# Inspection of the iris dataset
In this notebook the iris dataset is downloaded via `scikit-learn` with basic visualization and statistics computed.

---
tags: iris dataset, visualization, statistics,  scikit-learn

# Imports

In [1]:
import itertools
from pathlib import Path
import numpy as np
import pandas as pd
from sklearn.datasets import load_iris
from sklearn.datasets.base import load_data
import matplotlib.pyplot as plt
%matplotlib inline

ModuleNotFoundError: No module named 'sklearn'

# Load and inspect data

From the source code, with the parameter `return_X_y` set to `True`, the function [`load_iris`](https://scikit-learn.org/stable/modules/generated/sklearn.datasets.load_iris.html) downloads file `iris.csv` to `dirname(__file__)/'data'/'iris.csv'`, where `dirname(__file__)` is the name of the directory containing the module `sklearn.datasets`.

In [None]:
X, y = load_iris(return_X_y=True)

The function `load_iris()` returns the data in the form of `numpy` arrays:

In [None]:
X.shape, y.shape

showing that there are `150` samples with `4` features.  
They have numerical values, in particular the target values, which are the classes of irises:

In [None]:
n_samples = 6
np.hstack([X[:n_samples, :], y[:n_samples,None]])

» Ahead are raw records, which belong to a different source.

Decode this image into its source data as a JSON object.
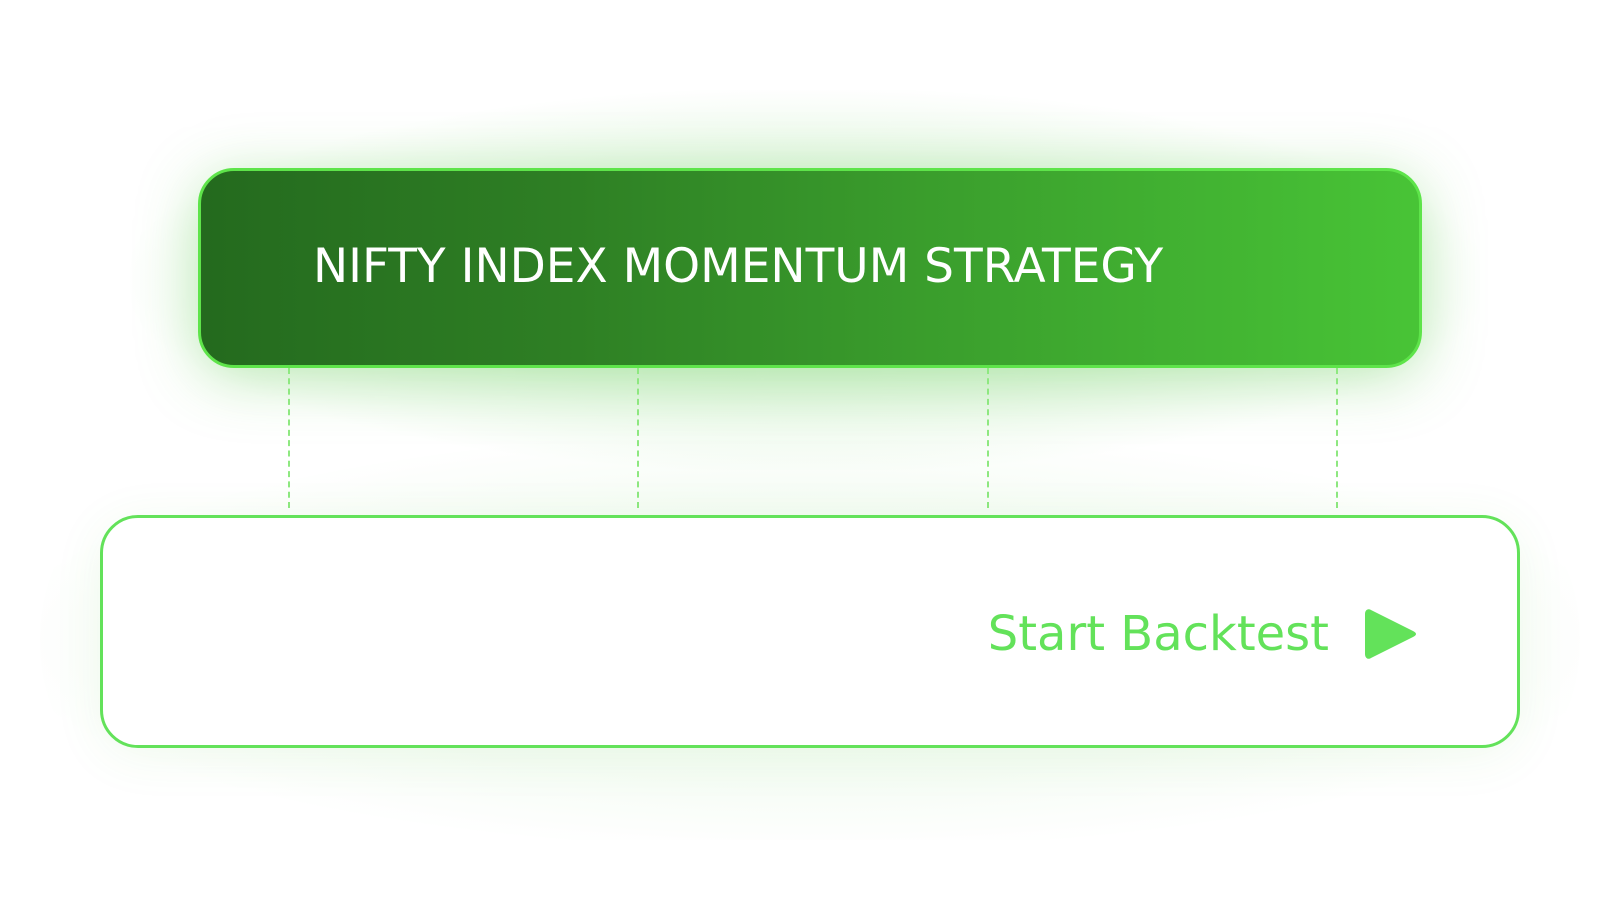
{
  "strategy": {
    "title": "NIFTY INDEX MOMENTUM STRATEGY"
  },
  "backtest": {
    "button_label": "Start Backtest",
    "button_icon": "play-icon"
  },
  "colors": {
    "accent": "#63e25a",
    "card_gradient_start": "#246a1e",
    "card_gradient_end": "#48c436",
    "connector": "#8ee880"
  }
}
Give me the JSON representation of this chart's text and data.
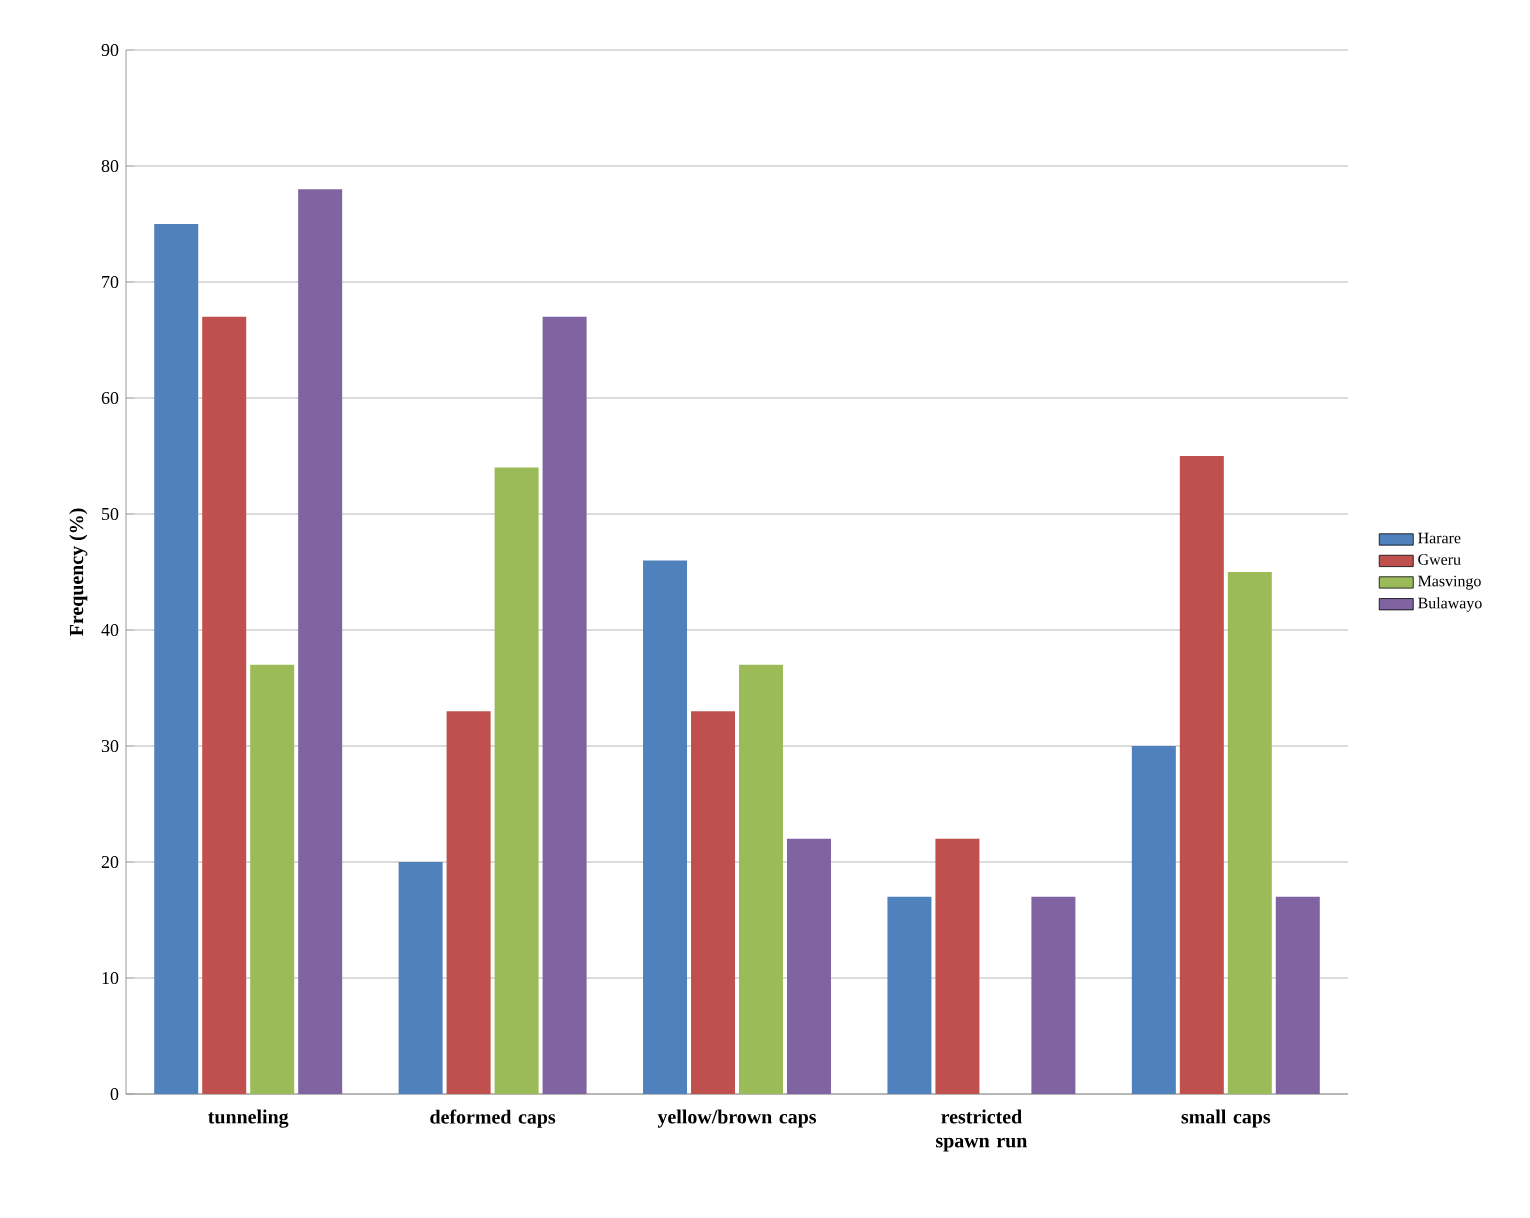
{
  "chart_data": {
    "type": "bar",
    "ylabel": "Frequency (%)",
    "categories": [
      "tunneling",
      "deformed caps",
      "yellow/brown caps",
      "restricted spawn run",
      "small caps"
    ],
    "series": [
      {
        "name": "Harare",
        "color": "#4f81bd",
        "values": [
          75,
          20,
          46,
          17,
          30
        ]
      },
      {
        "name": "Gweru",
        "color": "#c0504d",
        "values": [
          67,
          33,
          33,
          22,
          55
        ]
      },
      {
        "name": "Masvingo",
        "color": "#9bbb59",
        "values": [
          37,
          54,
          37,
          0,
          45
        ]
      },
      {
        "name": "Bulawayo",
        "color": "#8064a2",
        "values": [
          78,
          67,
          22,
          17,
          17
        ]
      }
    ],
    "ylim": [
      0,
      90
    ],
    "yticks": [
      0,
      10,
      20,
      30,
      40,
      50,
      60,
      70,
      80,
      90
    ],
    "grid": "y",
    "legend": "right"
  }
}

We verify that there are `3`, numerical classes:

In [None]:
np.unique(y)

**Questions.**
- What are the classe names?
- What are the feature names?

## Download directory
Look at the directory where the dataset has been saved.  In my case, the `scikit-learn` datasets are saved under:

In [None]:
datasets_path = Path.home()/'.pyenv/versions/pyml/lib/python3.7/site-packages/sklearn/datasets'

The **data** itself is saved under

In [None]:
path = datasets_path/'data'
# print('\n'.join([item.name for item in path.glob("*")]))

while the **description** of the dataset is saved under

In [None]:
desc_path = datasets_path/'descr'
# print('\n'.join([item.name for item in desc_path.glob("*")]))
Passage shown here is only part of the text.